Zira yaptığı işi sadece başarmak için çaba gösterenleri "Yönetilen Tip-Tüketici Karakter" olarak; işin öncelikle ayrıntılarını anlamaya çalışanları ise "Yönetici Tip-Üretici Karakter," olarak tarif etmek mümkündür. Ana hedef öğrenmek olunca, kazanma şansı zaten % 100 olmaktadır. Bu sebeple ideâliniz, hem eğitime devam etmek, hem de ön sıralarda oturmaya çalışmak olsun.

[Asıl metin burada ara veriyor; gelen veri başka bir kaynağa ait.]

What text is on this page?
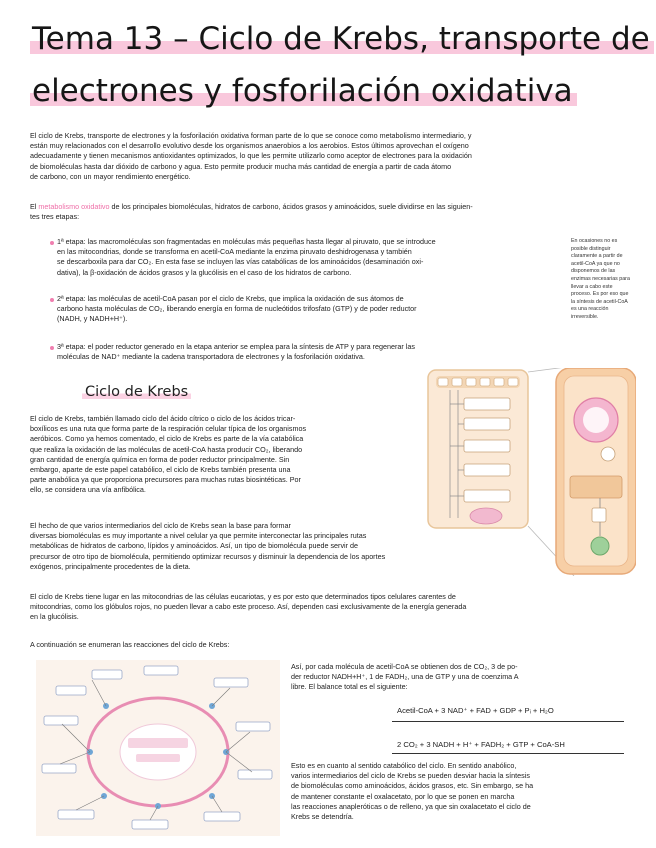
Tema 13 – Ciclo de Krebs, transporte de
electrones y fosforilación oxidativa
El ciclo de Krebs, transporte de electrones y la fosforilación oxidativa forman parte de lo que se conoce como metabolismo intermediario, y
están muy relacionados con el desarrollo evolutivo desde los organismos anaerobios a los aerobios. Estos últimos aprovechan el oxígeno
adecuadamente y tienen mecanismos antioxidantes optimizados, lo que les permite utilizarlo como aceptor de electrones para la oxidación
de biomoléculas hasta dar dióxido de carbono y agua. Esto permite producir mucha más cantidad de energía a partir de cada átomo
de carbono, con un mayor rendimiento energético.
El metabolismo oxidativo de los principales biomoléculas, hidratos de carbono, ácidos grasos y aminoácidos, suele dividirse en las siguien-
tes tres etapas:
1ª etapa: las macromoléculas son fragmentadas en moléculas más pequeñas hasta llegar al piruvato, que se introduce
en las mitocondrias, donde se transforma en acetil-CoA mediante la enzima piruvato deshidrogenasa y también
se descarboxila para dar CO₂. En esta fase se incluyen las vías catabólicas de los aminoácidos (desaminación oxi-
dativa), la β-oxidación de ácidos grasos y la glucólisis en el caso de los hidratos de carbono.
2ª etapa: las moléculas de acetil-CoA pasan por el ciclo de Krebs, que implica la oxidación de sus átomos de
carbono hasta moléculas de CO₂, liberando energía en forma de nucleótidos trifosfato (GTP) y de poder reductor
(NADH, y NADH+H⁺).
3ª etapa: el poder reductor generado en la etapa anterior se emplea para la síntesis de ATP y para regenerar las
moléculas de NAD⁺ mediante la cadena transportadora de electrones y la fosforilación oxidativa.
En ocasiones no es posible distinguir claramente a partir de acetil-CoA ya que no disponemos de las enzimas necesarias para llevar a cabo este proceso. Es por eso que la síntesis de acetil-CoA es una reacción irreversible.
Ciclo de Krebs
El ciclo de Krebs, también llamado ciclo del ácido cítrico o ciclo de los ácidos tricar-
boxílicos es una ruta que forma parte de la respiración celular típica de los organismos
aeróbicos. Como ya hemos comentado, el ciclo de Krebs es parte de la vía catabólica
que realiza la oxidación de las moléculas de acetil-CoA hasta producir CO₂, liberando
gran cantidad de energía química en forma de poder reductor principalmente. Sin
embargo, aparte de este papel catabólico, el ciclo de Krebs también presenta una
parte anabólica ya que proporciona precursores para muchas rutas biosintéticas. Por
ello, se considera una vía anfibólica.
El hecho de que varios intermediarios del ciclo de Krebs sean la base para formar
diversas biomoléculas es muy importante a nivel celular ya que permite interconectar las principales rutas
metabólicas de hidratos de carbono, lípidos y aminoácidos. Así, un tipo de biomolécula puede servir de
precursor de otro tipo de biomolécula, permitiendo optimizar recursos y disminuir la dependencia de los aportes
exógenos, principalmente procedentes de la dieta.
El ciclo de Krebs tiene lugar en las mitocondrias de las células eucariotas, y es por esto que determinados tipos celulares carentes de
mitocondrias, como los glóbulos rojos, no pueden llevar a cabo este proceso. Así, dependen casi exclusivamente de la energía generada
en la glucólisis.
A continuación se enumeran las reacciones del ciclo de Krebs:
Así, por cada molécula de acetil-CoA se obtienen dos de CO₂, 3 de po-
der reductor NADH+H⁺, 1 de FADH₂, una de GTP y una de coenzima A
libre. El balance total es el siguiente:
Acetil-CoA + 3 NAD⁺ + FAD + GDP + Pᵢ + H₂O
2 CO₂ + 3 NADH + H⁺ + FADH₂ + GTP + CoA-SH
Esto es en cuanto al sentido catabólico del ciclo. En sentido anabólico,
varios intermediarios del ciclo de Krebs se pueden desviar hacia la síntesis
de biomoléculas como aminoácidos, ácidos grasos, etc. Sin embargo, se ha
de mantener constante el oxalacetato, por lo que se ponen en marcha
las reacciones anapleróticas o de relleno, ya que sin oxalacetato el ciclo de
Krebs se detendría.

Sürücü belgesinin gerçek adı "Ehliyet" olup, "işinin tam ehli, uzmanı" anlamını taşır. İnsan hayatının söz konusu olduğu bir çalışmayı ezbercilik, destek veya kopya ile geçiştirmek isteyenler ise "iradesi zayıf, sorumluluk derecesi düşük, topluma ve çevreye problem yaratan kişiler" olarak değerlendirilir.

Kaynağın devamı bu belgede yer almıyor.